Forget Leo Strauss. Meet Albert Wohlstetter, "a mathematician who became a RAND Corporation international-relations theorist in the 1950s and 60s."

Wohlstetter made his mark by arguing for a more aggressive nuclear strategy against the Soviet Union than "mutually assured destruction." MAD, which presumed that our nuclear capability would prevent the Soviets from launching a nuclear war against us, just as theirs would have the same impact in reverse, could only work if the two sides were rational. But the Soviet Union was too expansionist, as well as too evil, to be treated as a rational actor, in Wohlstetter's view. He also argued that increased technological capability would enable the United States to rely on precision bombing as a weapon of war, thereby enabling it to use force without the risk of losing large numbers of ground troops in intensive, land-based combat. Late in life, Wohlstetter became interested in the Middle East and the Arab world. "He and his students," Fukuyama writes, "played a critical role in translating a broad, general set of neoconservative ideas into specific foreign-policy preferences."

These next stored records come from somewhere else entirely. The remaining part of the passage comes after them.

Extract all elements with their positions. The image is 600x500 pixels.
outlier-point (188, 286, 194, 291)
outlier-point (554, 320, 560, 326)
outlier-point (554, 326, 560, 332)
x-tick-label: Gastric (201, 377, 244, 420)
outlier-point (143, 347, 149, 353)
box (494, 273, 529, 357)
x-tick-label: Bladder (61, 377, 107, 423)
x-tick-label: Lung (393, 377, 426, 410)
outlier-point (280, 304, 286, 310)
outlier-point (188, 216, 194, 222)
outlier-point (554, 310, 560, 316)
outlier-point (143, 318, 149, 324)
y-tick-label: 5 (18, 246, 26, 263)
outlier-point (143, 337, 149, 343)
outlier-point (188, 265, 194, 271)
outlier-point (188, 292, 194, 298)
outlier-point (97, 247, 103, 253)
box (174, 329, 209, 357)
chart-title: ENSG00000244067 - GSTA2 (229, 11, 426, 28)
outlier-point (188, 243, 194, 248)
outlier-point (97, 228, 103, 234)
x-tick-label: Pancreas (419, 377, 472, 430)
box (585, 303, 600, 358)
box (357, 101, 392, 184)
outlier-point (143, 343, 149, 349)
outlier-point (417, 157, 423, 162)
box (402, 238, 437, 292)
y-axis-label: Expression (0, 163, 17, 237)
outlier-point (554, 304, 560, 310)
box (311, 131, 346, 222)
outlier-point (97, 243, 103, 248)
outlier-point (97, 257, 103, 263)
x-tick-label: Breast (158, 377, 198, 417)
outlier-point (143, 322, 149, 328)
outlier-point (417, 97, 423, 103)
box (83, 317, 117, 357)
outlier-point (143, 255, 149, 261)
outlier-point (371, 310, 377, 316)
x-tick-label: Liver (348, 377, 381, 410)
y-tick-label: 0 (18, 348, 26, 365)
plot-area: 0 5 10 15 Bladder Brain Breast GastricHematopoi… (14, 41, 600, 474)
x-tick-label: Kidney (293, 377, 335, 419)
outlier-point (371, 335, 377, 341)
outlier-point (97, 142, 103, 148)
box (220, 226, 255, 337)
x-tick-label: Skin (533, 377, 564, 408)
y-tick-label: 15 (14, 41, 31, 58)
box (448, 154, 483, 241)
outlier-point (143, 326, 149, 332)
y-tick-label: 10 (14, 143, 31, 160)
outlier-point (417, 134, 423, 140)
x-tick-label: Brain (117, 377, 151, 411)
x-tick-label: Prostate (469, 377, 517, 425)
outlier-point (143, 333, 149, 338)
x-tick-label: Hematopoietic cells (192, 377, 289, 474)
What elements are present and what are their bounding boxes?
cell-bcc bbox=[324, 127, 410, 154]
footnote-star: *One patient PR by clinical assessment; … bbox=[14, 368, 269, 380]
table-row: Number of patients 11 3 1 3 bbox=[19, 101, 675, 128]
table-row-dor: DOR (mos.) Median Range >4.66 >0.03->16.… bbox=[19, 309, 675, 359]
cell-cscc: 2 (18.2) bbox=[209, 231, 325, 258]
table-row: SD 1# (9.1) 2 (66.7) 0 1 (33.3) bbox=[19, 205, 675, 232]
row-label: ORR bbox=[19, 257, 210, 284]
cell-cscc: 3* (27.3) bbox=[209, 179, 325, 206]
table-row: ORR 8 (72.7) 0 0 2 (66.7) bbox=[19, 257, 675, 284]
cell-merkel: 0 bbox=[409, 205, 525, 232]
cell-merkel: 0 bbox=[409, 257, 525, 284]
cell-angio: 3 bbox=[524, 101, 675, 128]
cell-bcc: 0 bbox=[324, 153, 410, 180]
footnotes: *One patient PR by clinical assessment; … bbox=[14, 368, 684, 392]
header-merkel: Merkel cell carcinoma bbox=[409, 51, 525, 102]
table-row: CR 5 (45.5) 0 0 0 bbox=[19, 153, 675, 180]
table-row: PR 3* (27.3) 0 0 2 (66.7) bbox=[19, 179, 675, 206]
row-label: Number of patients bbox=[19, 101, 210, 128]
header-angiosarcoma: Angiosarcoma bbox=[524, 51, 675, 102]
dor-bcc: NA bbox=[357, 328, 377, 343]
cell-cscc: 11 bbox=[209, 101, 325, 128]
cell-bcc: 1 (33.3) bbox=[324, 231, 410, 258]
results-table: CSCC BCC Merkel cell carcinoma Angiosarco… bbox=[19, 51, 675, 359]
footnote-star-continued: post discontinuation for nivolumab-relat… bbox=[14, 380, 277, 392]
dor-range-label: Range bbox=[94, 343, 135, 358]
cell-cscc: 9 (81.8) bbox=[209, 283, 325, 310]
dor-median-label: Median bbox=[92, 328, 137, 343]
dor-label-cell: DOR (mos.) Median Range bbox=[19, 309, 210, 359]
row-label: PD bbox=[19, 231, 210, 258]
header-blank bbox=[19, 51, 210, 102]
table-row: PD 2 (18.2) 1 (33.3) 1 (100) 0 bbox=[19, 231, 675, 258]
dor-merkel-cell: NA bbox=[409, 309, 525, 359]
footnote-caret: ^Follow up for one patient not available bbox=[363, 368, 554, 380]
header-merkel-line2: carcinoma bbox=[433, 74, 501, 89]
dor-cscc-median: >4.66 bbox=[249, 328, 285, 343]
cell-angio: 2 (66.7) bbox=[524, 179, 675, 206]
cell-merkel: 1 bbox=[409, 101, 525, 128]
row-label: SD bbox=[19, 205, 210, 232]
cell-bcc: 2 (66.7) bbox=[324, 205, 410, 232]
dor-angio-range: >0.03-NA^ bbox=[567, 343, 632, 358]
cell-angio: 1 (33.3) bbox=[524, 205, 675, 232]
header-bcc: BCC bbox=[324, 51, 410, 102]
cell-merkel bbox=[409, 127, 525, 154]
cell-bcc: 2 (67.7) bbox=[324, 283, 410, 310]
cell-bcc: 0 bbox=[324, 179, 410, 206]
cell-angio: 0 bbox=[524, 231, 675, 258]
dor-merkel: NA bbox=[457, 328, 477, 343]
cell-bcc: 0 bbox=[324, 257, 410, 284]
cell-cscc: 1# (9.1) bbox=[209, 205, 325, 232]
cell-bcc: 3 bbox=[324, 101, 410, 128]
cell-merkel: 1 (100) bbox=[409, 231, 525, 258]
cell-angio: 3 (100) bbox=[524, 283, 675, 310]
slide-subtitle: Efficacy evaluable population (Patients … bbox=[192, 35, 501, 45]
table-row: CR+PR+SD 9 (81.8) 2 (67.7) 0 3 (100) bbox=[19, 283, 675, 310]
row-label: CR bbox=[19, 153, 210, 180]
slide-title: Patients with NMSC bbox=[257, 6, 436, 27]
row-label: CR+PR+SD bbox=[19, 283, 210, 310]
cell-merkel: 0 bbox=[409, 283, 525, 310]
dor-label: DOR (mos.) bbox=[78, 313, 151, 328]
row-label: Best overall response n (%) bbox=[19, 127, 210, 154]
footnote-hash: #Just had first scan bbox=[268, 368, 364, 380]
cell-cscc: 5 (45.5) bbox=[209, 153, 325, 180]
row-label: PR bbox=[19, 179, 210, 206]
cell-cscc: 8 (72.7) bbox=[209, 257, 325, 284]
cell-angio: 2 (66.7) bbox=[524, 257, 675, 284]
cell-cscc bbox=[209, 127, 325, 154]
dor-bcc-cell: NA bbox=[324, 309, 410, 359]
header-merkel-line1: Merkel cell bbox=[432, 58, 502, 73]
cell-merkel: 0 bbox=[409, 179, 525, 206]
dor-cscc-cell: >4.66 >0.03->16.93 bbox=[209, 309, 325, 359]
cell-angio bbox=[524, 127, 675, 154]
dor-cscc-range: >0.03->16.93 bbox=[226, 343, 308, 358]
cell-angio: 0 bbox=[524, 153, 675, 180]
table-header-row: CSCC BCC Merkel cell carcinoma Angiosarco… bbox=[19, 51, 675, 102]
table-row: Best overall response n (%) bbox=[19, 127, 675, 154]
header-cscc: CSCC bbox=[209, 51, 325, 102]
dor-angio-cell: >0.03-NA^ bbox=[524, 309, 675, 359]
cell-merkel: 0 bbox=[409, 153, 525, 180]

Three of Wohlstetter's students were instrumental in applying his principles to the situation in Iraq: Richard Perle and Paul D. Wolfowitz, at the Department of Defense, and Zalmay Khalilzad, first an envoy to Afghanistan and now ambassador to Iraq. All three, along with William Kristol, Robert Kagan, and, for that matter, Fukuyama himself, signed a 1998 letter to President Bill Clinton, which viewed Iraq the same way foreign-policy hardliners had once viewed Communism; like America's previous enemy, they argued, Saddam Hussein was too irrational to be deterred by normal diplomatic means, and the only effective alternative was to remove him from power. In the wake of September 11, 2001, President Bush and Vice President Dick Cheney quickly bought into those neo-Wohlstetterian ideas. So did Secretary of Defense Donald Rumsfeld, who believed that the United States could win in Iraq without deploying vast numbers of troops.


It's axiomic that generals always go into battle with their heads full of the previous war, and the first few encounters in a new conflict do little more than shake out the old notions that no longer make sense. Oh, and kill thousands of young men. It took First Bull Run through Malvern Hill to begin to make the point to American generals on both sides that sending infantry charges against dug-in artillery was murder.

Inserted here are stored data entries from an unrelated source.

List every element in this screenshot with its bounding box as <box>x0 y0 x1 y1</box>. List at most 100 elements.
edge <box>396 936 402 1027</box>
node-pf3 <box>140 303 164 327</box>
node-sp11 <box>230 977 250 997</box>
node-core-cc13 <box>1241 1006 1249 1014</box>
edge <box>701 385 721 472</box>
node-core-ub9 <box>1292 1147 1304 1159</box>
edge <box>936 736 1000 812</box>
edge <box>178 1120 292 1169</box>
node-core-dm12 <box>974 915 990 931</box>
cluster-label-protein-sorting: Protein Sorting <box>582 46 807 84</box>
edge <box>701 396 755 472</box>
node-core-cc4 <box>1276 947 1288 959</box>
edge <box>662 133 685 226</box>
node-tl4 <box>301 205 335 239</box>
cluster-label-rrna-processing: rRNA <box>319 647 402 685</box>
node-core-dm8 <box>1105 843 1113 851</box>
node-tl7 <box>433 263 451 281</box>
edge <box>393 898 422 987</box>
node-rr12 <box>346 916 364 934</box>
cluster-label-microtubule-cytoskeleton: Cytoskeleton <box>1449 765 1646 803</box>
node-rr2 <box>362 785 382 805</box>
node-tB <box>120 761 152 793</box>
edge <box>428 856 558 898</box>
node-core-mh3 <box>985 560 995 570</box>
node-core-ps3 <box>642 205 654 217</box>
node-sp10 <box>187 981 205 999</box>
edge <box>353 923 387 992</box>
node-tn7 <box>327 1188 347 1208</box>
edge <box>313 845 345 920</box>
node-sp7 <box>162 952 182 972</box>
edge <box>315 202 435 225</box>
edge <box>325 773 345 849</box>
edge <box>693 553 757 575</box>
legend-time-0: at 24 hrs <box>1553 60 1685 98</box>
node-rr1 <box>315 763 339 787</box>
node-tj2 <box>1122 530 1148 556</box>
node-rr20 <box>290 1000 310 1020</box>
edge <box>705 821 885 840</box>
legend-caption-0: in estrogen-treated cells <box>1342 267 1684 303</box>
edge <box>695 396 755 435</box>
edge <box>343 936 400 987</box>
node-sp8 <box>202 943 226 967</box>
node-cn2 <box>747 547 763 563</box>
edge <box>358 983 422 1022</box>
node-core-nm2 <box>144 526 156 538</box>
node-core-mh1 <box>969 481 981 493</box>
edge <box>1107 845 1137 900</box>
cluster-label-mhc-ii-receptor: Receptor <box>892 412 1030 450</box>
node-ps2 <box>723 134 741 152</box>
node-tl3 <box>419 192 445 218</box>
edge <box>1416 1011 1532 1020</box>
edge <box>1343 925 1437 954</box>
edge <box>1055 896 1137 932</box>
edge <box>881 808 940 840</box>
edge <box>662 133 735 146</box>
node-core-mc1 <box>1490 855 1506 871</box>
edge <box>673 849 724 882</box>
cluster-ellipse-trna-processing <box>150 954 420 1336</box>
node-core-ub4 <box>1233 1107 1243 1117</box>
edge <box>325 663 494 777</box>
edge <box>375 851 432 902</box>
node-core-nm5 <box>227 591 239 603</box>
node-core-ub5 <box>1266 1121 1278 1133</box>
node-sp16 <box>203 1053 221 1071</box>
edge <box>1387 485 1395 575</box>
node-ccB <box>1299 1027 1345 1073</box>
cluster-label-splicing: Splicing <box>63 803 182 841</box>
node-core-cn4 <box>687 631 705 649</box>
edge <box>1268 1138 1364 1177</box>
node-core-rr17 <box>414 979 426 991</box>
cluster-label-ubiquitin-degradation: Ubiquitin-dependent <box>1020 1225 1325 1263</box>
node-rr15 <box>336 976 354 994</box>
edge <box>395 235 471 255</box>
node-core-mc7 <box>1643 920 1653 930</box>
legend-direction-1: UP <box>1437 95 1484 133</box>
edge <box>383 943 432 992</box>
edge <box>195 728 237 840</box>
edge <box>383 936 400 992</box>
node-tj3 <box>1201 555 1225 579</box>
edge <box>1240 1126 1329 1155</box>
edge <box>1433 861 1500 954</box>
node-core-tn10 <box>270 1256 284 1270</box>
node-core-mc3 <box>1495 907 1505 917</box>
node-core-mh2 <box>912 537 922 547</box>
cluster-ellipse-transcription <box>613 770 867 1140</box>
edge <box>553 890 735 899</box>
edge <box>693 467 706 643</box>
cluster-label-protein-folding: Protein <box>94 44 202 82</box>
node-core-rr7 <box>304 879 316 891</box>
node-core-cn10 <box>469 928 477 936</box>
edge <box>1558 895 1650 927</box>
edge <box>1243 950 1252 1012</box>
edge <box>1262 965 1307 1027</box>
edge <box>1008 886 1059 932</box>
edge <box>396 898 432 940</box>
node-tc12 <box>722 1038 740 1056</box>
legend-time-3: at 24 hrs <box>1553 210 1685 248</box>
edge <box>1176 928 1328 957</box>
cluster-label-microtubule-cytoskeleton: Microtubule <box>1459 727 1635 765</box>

This time, though, the battlefield generals got it right. But the diplomats and statesmen were still in Cold War mode. There's an axiom for that, too. If a nation hits on a foreign policy plan that succeeds spectacularly, as Reagan's did against the Soviet Union in the '80s, that nation is doomed to continue trying to repeat that policy until it runs into a mistake that leaves it thoroughly discredited.